Gourmet – Neural Machine Translation for low-resource language pairs and domain
Machine translation is an increasingly vital technology for a global and interconnected world. It works very well in situations where there are millions of translated sentences for training models. For low-resourced language pairs, however, the quality of translation is barely, if at all, usable. Our project is focussed on both collecting and creating low-resource language data, and also pushing forward the latest research in machine learning to be able to make the best use of the little data we have.
The media industry is one of the pillars of a functioning democracy and it is increasingly under a range of threats such as political populism and social media content aggregators. Our project will help the media industry to thrive by allowing them to reach a bigger audience with less effort. Our translation models will allow journalists to understand a broad spread of news from countries of interest, and also to produce content faster in local languages by leveraging the output of machine translation models.
GoURMET has three main goals:
- Advancing low-resource deep learning for natural language applications;
- Development of high-quality machine translation for low-resource language pairs and domains;
- Development of tools for media analysts and journalists.

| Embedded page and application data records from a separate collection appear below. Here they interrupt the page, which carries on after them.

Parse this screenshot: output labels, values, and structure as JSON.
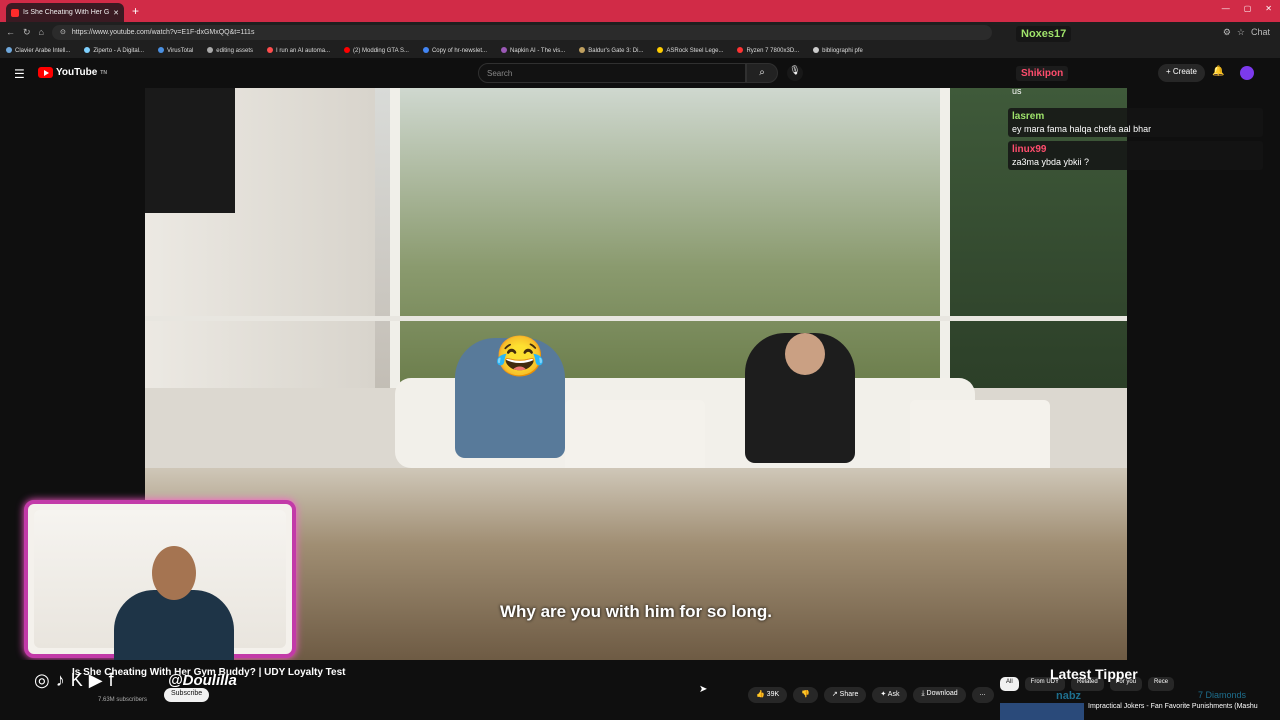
{
  "browser": {
    "tab_title": "Is She Cheating With Her Gym",
    "new_tab": "+",
    "url": "https://www.youtube.com/watch?v=E1F-dxGMxQQ&t=111s",
    "bookmarks": [
      "Clavier Arabe Intell...",
      "Ziperto - A Digital...",
      "VirusTotal",
      "editing assets",
      "I run an AI automa...",
      "(2) Modding GTA S...",
      "Copy of hr-newslet...",
      "Napkin AI - The vis...",
      "Baldur's Gate 3: Di...",
      "ASRock Steel Lege...",
      "Ryzen 7 7800x3D...",
      "bibliographi pfe"
    ],
    "chat_label": "Chat"
  },
  "youtube": {
    "logo": "YouTube",
    "logo_sup": "TN",
    "search_placeholder": "Search",
    "create_label": "Create"
  },
  "video": {
    "subtitle": "Why are you with him for so long.",
    "emoji": "😂"
  },
  "chat_overlay": {
    "top_user": "Noxes17",
    "second_user": "Shikipon",
    "first_text": "us",
    "messages": [
      {
        "user": "lasrem",
        "text": "ey mara fama halqa chefa aal bhar",
        "color": "#9fe36b"
      },
      {
        "user": "linux99",
        "text": "za3ma ybda ybkii ?",
        "color": "#ff4d6d"
      }
    ]
  },
  "below_video": {
    "title": "Is She Cheating With Her Gym Buddy? | UDY Loyalty Test",
    "handle": "@Doulilla",
    "subscribers": "7.63M subscribers",
    "subscribe": "Subscribe",
    "likes": "39K",
    "share": "Share",
    "ask": "Ask",
    "download": "Download",
    "more": "...",
    "latest_tipper": "Latest Tipper",
    "tipper_name": "nabz",
    "tipper_amount": "7 Diamonds",
    "chips": [
      "All",
      "From UDY",
      "Related",
      "For you",
      "Rece"
    ],
    "rec_title": "Impractical Jokers - Fan Favorite Punishments (Mashu"
  },
  "colors": {
    "accent": "#ff0000",
    "tab_bar": "#d12b47",
    "cam_border": "#c23aa8"
  }
}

The University of Edinburgh is coordinating the project, and together with the Universities of Alicante and Amsterdam, we are investigating making translation significantly more robust by using the intuition that translated corpora contain enormous redundancies, and are an inefficient way to learn to translate. Inspired by human learning, we are studying methods of building up meaning compositionally. We also leverage another human capacity, the ability to “learn to learn” or to build on knowledge learned in related tasks, by developing machine learning techniques such as transfer learning and data augmentation. This allows us to extract knowledge from monolingual and parallel resources from other languages and domains.

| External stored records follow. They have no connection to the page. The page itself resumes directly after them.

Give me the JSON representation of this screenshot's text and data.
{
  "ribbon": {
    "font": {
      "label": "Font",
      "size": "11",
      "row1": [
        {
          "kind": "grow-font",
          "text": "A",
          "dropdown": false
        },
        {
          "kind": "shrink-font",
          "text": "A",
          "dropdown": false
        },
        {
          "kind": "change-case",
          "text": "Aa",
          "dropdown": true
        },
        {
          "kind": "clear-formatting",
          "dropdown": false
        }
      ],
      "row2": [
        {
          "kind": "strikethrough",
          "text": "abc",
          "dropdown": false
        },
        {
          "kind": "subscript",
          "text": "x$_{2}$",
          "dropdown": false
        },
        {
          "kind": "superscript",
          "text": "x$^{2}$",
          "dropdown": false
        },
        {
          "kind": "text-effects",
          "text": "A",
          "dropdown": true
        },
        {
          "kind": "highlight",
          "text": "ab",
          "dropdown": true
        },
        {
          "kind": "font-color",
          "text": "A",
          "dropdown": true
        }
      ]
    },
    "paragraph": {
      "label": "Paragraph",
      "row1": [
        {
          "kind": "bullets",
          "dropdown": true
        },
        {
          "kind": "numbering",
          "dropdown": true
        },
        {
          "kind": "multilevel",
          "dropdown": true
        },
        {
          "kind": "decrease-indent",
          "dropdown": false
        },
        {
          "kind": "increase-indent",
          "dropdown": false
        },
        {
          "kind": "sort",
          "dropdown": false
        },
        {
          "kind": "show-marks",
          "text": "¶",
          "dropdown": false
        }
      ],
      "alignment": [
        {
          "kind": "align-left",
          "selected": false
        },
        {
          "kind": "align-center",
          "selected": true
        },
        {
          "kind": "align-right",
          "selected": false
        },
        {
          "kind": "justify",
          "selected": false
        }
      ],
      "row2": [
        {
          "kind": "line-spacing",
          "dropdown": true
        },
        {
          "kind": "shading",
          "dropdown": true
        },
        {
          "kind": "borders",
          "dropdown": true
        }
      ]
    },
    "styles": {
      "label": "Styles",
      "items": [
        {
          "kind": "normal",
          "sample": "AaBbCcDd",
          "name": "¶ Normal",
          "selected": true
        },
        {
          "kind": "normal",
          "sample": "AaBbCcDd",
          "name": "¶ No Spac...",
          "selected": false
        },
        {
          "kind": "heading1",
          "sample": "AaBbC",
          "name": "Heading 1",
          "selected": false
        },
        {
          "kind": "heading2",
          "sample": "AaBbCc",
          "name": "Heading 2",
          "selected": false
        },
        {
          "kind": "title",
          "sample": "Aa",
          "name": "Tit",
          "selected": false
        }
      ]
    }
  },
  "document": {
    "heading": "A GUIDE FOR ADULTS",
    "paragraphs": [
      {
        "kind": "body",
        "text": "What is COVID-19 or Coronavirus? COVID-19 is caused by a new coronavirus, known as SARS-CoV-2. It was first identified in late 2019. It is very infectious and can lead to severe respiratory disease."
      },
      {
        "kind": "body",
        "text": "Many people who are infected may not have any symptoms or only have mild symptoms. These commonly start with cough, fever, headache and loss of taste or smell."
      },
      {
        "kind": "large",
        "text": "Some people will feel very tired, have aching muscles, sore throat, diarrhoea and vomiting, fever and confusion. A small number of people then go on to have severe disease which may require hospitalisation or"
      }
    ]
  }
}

Our media partners, the BBC and Deutsche Welle, are world leaders in adopting and promoting cutting-edge technologies, and they have developed user interfaces and APIs for testing and deploying translation in the newsroom. Currently, we are testing translation models for Gujarati, Swahili, Turkish, and Bulgarian, and we will be delivering Tamil, Amharic, Kyrgyz and Serbian systems soon. By the end of the project we will provide support for 17 language pairs and open source tools for quickly adding new language coverage and evaluating the quality of the resulting translations.